Consider two urns. First urn has initially $N$ white balls and second urn has initially $N$ black balls. In each step we draw one of the balls from the first urn and one of the balls from the second urn and exchange them.
Denote by $X_k$ the number of black balls in the first urn after $k$ draws.
The goal is to calculate $p(m)=\lim_{k\to\infty}P(X_k=m)$
I derived this recursive formula:
$$P(X_k=m)=\frac{2m(N-m)}{N^2}P(X_{k-1}=m)+\frac{(N-m+1)^2}{N^2}P(X_{k-1}=m-1)+\frac{(m+1)^2}{N^2}P(X_{k-1}=m+1)$$
Now take the limit $k\to\infty$. I got
$$p(m)=\frac{2m(N-m)}{N^2}p(m)+\frac{(N-m+1)^2}{N^2}p(m-1)+\frac{(m+1)^2}{N^2}p(m+1)$$
Which is equivalent to
$$p(m)(1-\frac{2m(N-m)}{N^2})=\frac{(N-m+1)^2}{N^2}p(m-1)+\frac{(m+1)^2}{N^2}p(m+1)$$
At this point I got stuck. This is recursive equation with non-constant coefficients, hence the solution is not trivial. Please help.

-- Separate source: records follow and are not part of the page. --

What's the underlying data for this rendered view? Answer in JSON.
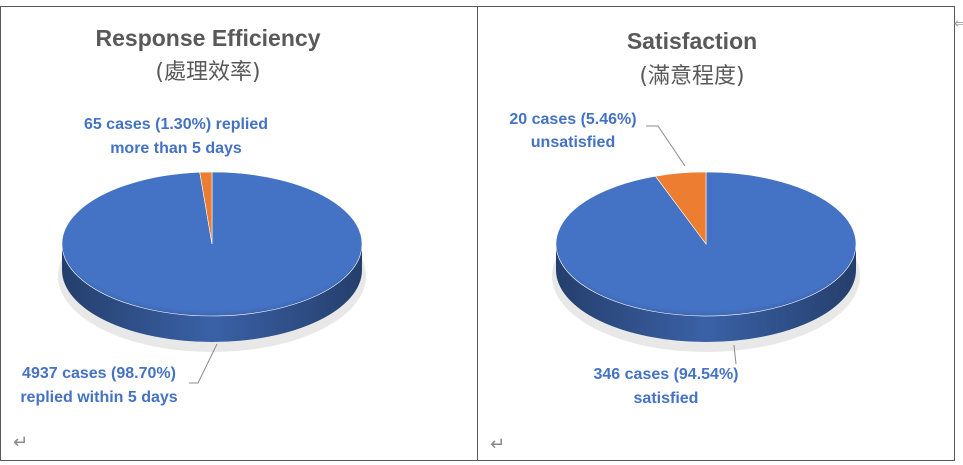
{
  "chart_data": [
    {
      "type": "pie",
      "title": "Response Efficiency",
      "subtitle": "(處理效率)",
      "slices": [
        {
          "label_line1": "4937 cases (98.70%)",
          "label_line2": "replied within 5 days",
          "value": 4937,
          "percent": 98.7,
          "color": "#4472C4"
        },
        {
          "label_line1": "65 cases (1.30%) replied",
          "label_line2": "more than 5 days",
          "value": 65,
          "percent": 1.3,
          "color": "#ED7D31"
        }
      ]
    },
    {
      "type": "pie",
      "title": "Satisfaction",
      "subtitle": "(滿意程度)",
      "slices": [
        {
          "label_line1": "346 cases (94.54%)",
          "label_line2": "satisfied",
          "value": 346,
          "percent": 94.54,
          "color": "#4472C4"
        },
        {
          "label_line1": "20 cases (5.46%)",
          "label_line2": "unsatisfied",
          "value": 20,
          "percent": 5.46,
          "color": "#ED7D31"
        }
      ]
    }
  ],
  "marks": {
    "return_symbol": "↵",
    "edge_symbol": "⇐"
  }
}
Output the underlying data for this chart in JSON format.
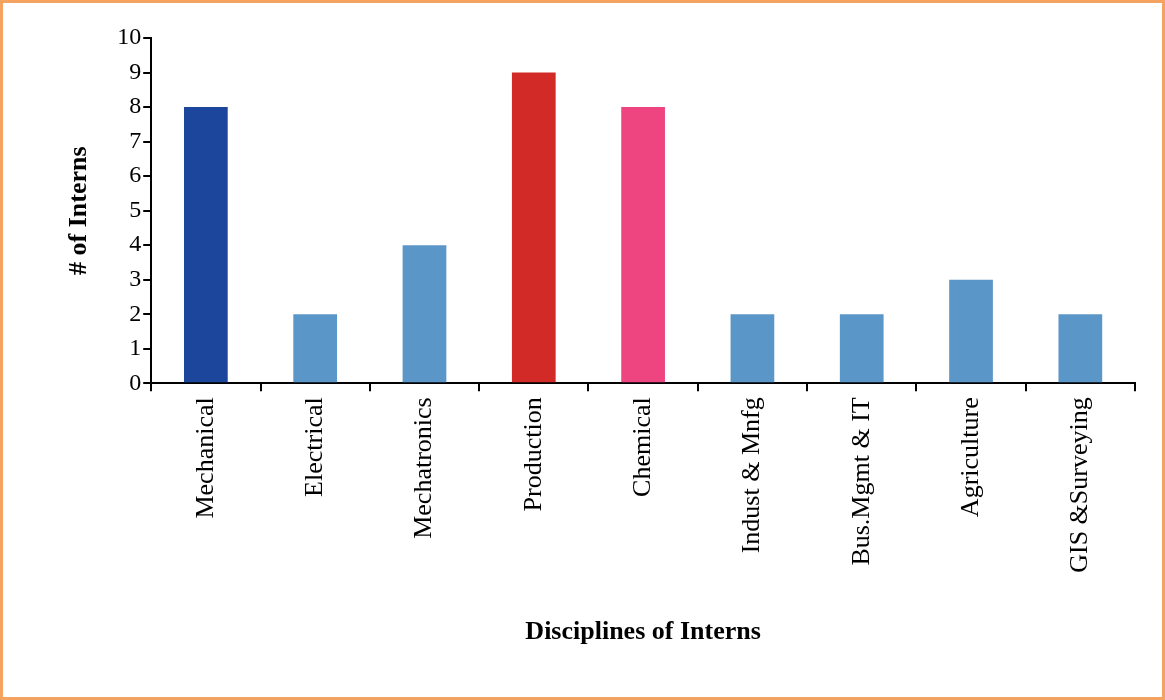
{
  "chart_data": {
    "type": "bar",
    "xlabel": "Disciplines of Interns",
    "ylabel": "# of Interns",
    "categories": [
      "Mechanical",
      "Electrical",
      "Mechatronics",
      "Production",
      "Chemical",
      "Indust & Mnfg",
      "Bus.Mgmt & IT",
      "Agriculture",
      "GIS &Surveying"
    ],
    "values": [
      8,
      2,
      4,
      9,
      8,
      2,
      2,
      3,
      2
    ],
    "colors": [
      "#1c469c",
      "#5b96c8",
      "#5b96c8",
      "#d22b27",
      "#ee4580",
      "#5b96c8",
      "#5b96c8",
      "#5b96c8",
      "#5b96c8"
    ],
    "ylim": [
      0,
      10
    ],
    "yticks": [
      0,
      1,
      2,
      3,
      4,
      5,
      6,
      7,
      8,
      9,
      10
    ],
    "grid": false,
    "legend": false
  }
}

The point here is to derive a formula for $p(0)$ which looks little different (does not depend on $p(-1)$). From this formula I can express $p(1)$ as a function of $p(0)$. Then using the recursive eqn I can express $p(2)$ as a function of $p(0)$ and $p(1)$, hence $p(2)$ depends only on $p(0)$. Continuing this procedure I have found that $$p(m)=p(0){N \choose m}^2$$.
Now it is obvious how to calculate $p(0)$.